⌣·̵̭̌✽̤̥̈̊·̵̭̌⌣
Aku. Aku bukan siapa-siapa dan juga bukan apa-apa. Tetapi setidaknya melalui deretan kata, aku bisa menjadi siapa dan apa aku. Ya…deretan kata telah membuatku mengerti tentang siapa aku, bahwa aku adalah seseorang yang ternyata suka merangkai kata untuk bisa memberikan dan menemukan makna pada tiap aksara. Deretan kata pula yang telah membuatku memahami apa aku, bahwa aku adalah sesuatu yang ingin meninggalkan jejak saat tidak ada lagi kata yang bisa kurangkai. Saat banyak kata maupun tidak ada kata yang bisa dirangkai, aku menginginkan surga.

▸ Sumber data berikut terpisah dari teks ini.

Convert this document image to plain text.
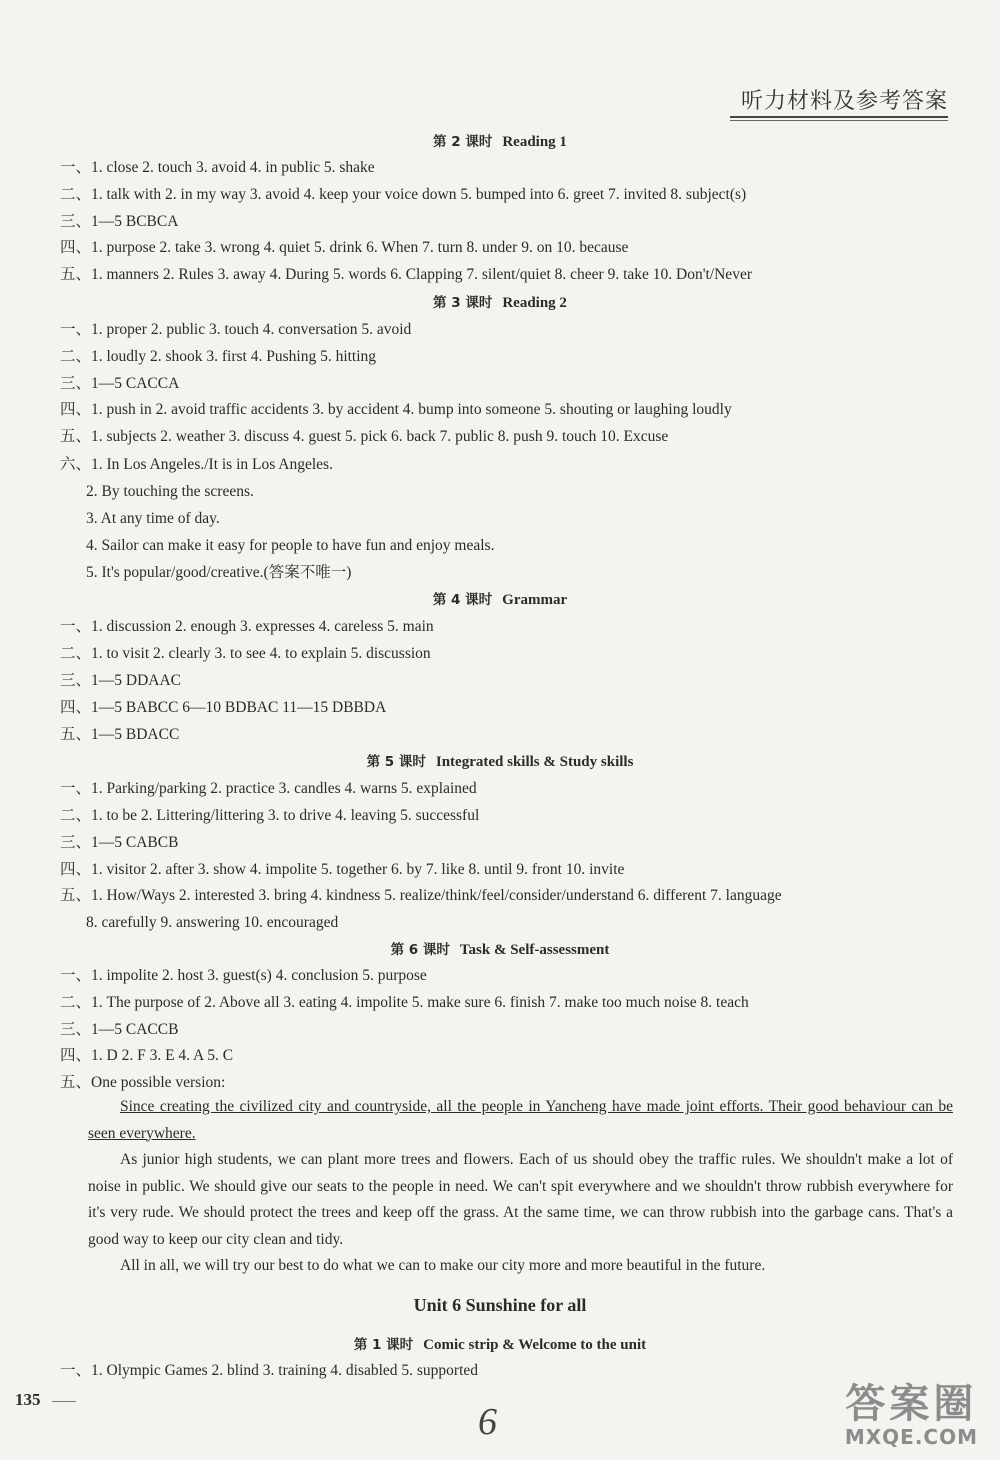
听力材料及参考答案
第 2 课时 Reading 1
一、1. close 2. touch 3. avoid 4. in public 5. shake
二、1. talk with 2. in my way 3. avoid 4. keep your voice down 5. bumped into 6. greet 7. invited 8. subject(s)
三、1—5 BCBCA
四、1. purpose 2. take 3. wrong 4. quiet 5. drink 6. When 7. turn 8. under 9. on 10. because
五、1. manners 2. Rules 3. away 4. During 5. words 6. Clapping 7. silent/quiet 8. cheer 9. take 10. Don't/Never
第 3 课时 Reading 2
一、1. proper 2. public 3. touch 4. conversation 5. avoid
二、1. loudly 2. shook 3. first 4. Pushing 5. hitting
三、1—5 CACCA
四、1. push in 2. avoid traffic accidents 3. by accident 4. bump into someone 5. shouting or laughing loudly
五、1. subjects 2. weather 3. discuss 4. guest 5. pick 6. back 7. public 8. push 9. touch 10. Excuse
六、1. In Los Angeles./It is in Los Angeles.
2. By touching the screens.
3. At any time of day.
4. Sailor can make it easy for people to have fun and enjoy meals.
5. It's popular/good/creative.(答案不唯一)
第 4 课时 Grammar
一、1. discussion 2. enough 3. expresses 4. careless 5. main
二、1. to visit 2. clearly 3. to see 4. to explain 5. discussion
三、1—5 DDAAC
四、1—5 BABCC 6—10 BDBAC 11—15 DBBDA
五、1—5 BDACC
第 5 课时 Integrated skills & Study skills
一、1. Parking/parking 2. practice 3. candles 4. warns 5. explained
二、1. to be 2. Littering/littering 3. to drive 4. leaving 5. successful
三、1—5 CABCB
四、1. visitor 2. after 3. show 4. impolite 5. together 6. by 7. like 8. until 9. front 10. invite
五、1. How/Ways 2. interested 3. bring 4. kindness 5. realize/think/feel/consider/understand 6. different 7. language
8. carefully 9. answering 10. encouraged
第 6 课时 Task & Self-assessment
一、1. impolite 2. host 3. guest(s) 4. conclusion 5. purpose
二、1. The purpose of 2. Above all 3. eating 4. impolite 5. make sure 6. finish 7. make too much noise 8. teach
三、1—5 CACCB
四、1. D 2. F 3. E 4. A 5. C
五、One possible version:
Since creating the civilized city and countryside, all the people in Yancheng have made joint efforts. Their good behaviour can be seen everywhere.
As junior high students, we can plant more trees and flowers. Each of us should obey the traffic rules. We shouldn't make a lot of noise in public. We should give our seats to the people in need. We can't spit everywhere and we shouldn't throw rubbish everywhere for it's very rude. We should protect the trees and keep off the grass. At the same time, we can throw rubbish into the garbage cans. That's a good way to keep our city clean and tidy.
All in all, we will try our best to do what we can to make our city more and more beautiful in the future.
Unit 6 Sunshine for all
第 1 课时 Comic strip & Welcome to the unit
一、1. Olympic Games 2. blind 3. training 4. disabled 5. supported
135
6	答案圈
MXQE.COM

Surga. Surga selalu identik dengan keindahan. Keindahan itu pun relatif, tergantung bagaimana mengartikannya. Bagi penulis, termasuk yang menganggap dirinya penulis, surga pastinya adalah tempat terindah untuk menulis. Siapa yang tidak ingin masuk surga? Siapapun pastinya ingin, termasuk aku. Aku mungkin hanya segelintir orang yang menganggap diri seorang penulis. Tidak salah juga kan? Toh, pada dasarnya semua orang yang bisa menulis adalah penulis. Aku pun salah satunya. Bagiku, apapun yang aku tulis dalam tulisan itu hanya ada aku dan surga kecilku.
Aku dan surga kecilku. Berawal dari hasrat untuk menyalurkan rasa sukaku akan menulis, aku menemukan surga kecilku saat aku melihat linimasa di akun Twitter-ku. Sekilas. Ya…hanya sekilas dan tidak punya keinginan untuk masuk ke dalamnya.
“Aku kan bukan penulis,”pikirku kala itu.
Tanpa aku sadari justru yang sekilas itu ternyata yang membekas. Aku pun mulai berkelana di dunia maya untuk mencari dimana surga kecilku berada. Walhasil, aku pun segera menjejak menuju surga kecilku. Pertama kali aku sampai di gerbangnya, aku ragu. Aku menatap deretan kata dalam beribu cerita terangkai dengan indahnya. Aku terpana di depan gerbangnya. Tanpa kata, apalagi sebuah cerita.
“Aku pasti takkan mampu merangkai kata menjadi sebuah cerita seindah itu,” bisikku dalam hati.
Kesadaran bahwa tanpa mencoba kita tidak akan pernah tahu kita mampu atau tidak, membuatku bertekad untuk bisa melewati gerbang keraguan itu. Dan, setelah hampir sebulan sejak aku menemukan pintu gerbang itu, tepatnya tanggal 13 Mei 2011, aku mulai mencoba merangkai kata. Dan, perhatianku tertuju pada 111 Kata. Kenapa 111 Kata? Aku juga tidak tahu, yang aku tahu bahwa 111 kata itu adalah sebuah tantangan. Tantangan untuk bisa memanfaatkan setiap kata secara efektif agar pesan bisa sampai pada penikmat cerita dengan baik.
Aku pun mulai mencoba merangkai cerita sesuai dengan tema yang diberikan setiap harinya dan variasi tantangannya. Tema yang berbeda tiap harinya membantuku untuk menggali ide-ide yang tersembunyi dalam pikiranku. Dan, itu membuatku bisa konsisten dan produktif dalam menulis. Tema pertama yang mengusik benakku adalah “Denah”. Ide yang berseliweran dalam pikiran segera aku tangkap dan memenjarakannya dalam sebuah tulisan yang berjudul “Denah Tanpa Arah”.
Rasaku seakan membuncah, saat tulisan pertamaku menghias dinding surga kecil itu. Dalam debaran aku menunggu jejak kata yang tertinggal di sana. Nihil. Kecewa? Pastinya. Tetapi nihil bukan berarti menyerah. Aku justru semakin terpacu untuk belajar menulis lebih baik sesuai koridor penulisan dalam surga kecil itu. Akhirnya, aku bisa melihat dan membaca sekitar dua puluh tulisanku di dinding surga kecil untuk menulis itu.
Oya, tahukah kamu apa surga kecil untuk menulis itu? Surga kecil untuk menulis itu adalah @jejakubikel.